We’ve all heard the truism that, when you buy a new car it depreciates significantly the moment you drive it off the lot. Nobody quite understands why (I’m sure auto and insurance savants can weigh in here), but it’s not a truism. It’s a fact.
And if you add fancy aftermarket wheels, engine modifications, bodywork enhancements and the like to your car, you wreak even more havoc on resale value – unless you can find a buyer who wants exactly what you’ve produced with your shade-tree handiwork.

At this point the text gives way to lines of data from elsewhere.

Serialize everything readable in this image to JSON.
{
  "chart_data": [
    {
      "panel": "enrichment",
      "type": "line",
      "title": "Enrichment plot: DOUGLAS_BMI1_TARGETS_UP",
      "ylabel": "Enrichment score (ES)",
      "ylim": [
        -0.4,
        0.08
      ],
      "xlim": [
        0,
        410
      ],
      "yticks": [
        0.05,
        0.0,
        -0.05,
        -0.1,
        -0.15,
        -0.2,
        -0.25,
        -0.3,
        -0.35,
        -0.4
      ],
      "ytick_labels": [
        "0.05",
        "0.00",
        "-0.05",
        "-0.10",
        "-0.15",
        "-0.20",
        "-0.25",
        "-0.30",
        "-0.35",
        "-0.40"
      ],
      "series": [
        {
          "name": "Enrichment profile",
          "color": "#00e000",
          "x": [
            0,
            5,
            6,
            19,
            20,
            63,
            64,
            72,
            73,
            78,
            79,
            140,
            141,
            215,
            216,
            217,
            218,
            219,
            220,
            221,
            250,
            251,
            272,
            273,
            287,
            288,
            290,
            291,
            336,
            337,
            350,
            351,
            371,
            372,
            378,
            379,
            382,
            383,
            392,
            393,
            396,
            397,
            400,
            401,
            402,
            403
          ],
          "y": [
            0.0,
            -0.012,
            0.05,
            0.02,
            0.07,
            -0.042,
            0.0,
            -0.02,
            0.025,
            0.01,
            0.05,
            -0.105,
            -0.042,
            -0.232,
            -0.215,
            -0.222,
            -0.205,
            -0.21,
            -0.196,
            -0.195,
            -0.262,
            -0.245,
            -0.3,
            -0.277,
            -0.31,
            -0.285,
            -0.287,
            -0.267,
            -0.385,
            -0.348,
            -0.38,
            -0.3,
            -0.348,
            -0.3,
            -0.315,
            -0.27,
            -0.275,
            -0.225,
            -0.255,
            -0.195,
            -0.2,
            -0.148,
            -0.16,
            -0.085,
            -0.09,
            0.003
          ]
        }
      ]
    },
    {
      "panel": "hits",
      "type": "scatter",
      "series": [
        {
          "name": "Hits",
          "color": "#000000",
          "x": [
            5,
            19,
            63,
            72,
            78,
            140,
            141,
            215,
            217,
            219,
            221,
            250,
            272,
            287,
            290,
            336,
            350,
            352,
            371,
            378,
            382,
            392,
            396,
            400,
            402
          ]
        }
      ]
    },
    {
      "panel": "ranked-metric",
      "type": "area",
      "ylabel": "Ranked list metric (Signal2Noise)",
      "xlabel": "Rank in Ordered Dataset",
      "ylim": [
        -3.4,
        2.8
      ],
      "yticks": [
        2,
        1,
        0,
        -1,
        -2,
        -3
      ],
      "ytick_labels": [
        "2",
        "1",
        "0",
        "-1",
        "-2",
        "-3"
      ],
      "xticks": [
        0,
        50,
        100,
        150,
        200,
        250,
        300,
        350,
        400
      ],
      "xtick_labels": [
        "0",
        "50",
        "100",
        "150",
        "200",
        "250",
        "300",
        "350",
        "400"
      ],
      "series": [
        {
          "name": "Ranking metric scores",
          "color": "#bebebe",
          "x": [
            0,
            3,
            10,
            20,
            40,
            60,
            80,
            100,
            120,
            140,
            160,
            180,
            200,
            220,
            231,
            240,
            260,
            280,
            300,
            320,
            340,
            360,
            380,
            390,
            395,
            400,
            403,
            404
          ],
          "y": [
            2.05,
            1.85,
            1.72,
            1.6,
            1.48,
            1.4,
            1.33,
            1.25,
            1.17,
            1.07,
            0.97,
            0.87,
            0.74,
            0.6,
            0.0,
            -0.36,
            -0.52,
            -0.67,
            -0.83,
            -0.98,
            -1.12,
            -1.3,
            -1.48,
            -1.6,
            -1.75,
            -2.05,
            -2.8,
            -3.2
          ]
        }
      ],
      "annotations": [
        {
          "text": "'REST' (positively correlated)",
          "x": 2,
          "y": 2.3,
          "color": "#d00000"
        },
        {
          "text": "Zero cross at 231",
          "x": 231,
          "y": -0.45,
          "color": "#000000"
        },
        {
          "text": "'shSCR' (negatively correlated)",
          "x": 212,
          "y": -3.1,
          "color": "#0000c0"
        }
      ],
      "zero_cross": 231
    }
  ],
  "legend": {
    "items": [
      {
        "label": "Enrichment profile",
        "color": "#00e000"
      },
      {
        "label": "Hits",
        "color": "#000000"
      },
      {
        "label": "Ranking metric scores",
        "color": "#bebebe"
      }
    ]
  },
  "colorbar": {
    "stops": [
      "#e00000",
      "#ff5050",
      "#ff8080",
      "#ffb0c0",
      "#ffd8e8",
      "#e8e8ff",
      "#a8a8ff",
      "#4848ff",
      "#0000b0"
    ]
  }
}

But what about with your Rolex watch? Does the resale value drop the instant you walk out your jeweler’s door with your beautiful new timepiece on your wrist and its box & papers, plus receipt safely tucked in the branded shopping bag you’re carrying?
Sadly, I’m here to tell you, yes. Although, in my opinion (I don’t have exact statistics), the devaluation isn’t nearly so bad as it is with that new Porsche you drove off the lot last month.
But what if you add a new diamond bezel that isn’t Rolex’s own? Or a strap? Or a diamond dial from an aftermarket supplier – even one who produces work of exceptional quality?
That beautiful bezel, dial, or strap isn’t going to increase the value of your watch by what you paid for the bezel, dial, or strap. Aftermarket sales just doesn’t work that way.
So if you’re going to use aftermarket parts to modify your Rolex, do it for the look you love. Do it because all your friends are doing it. Do it to increase the utility of the watch.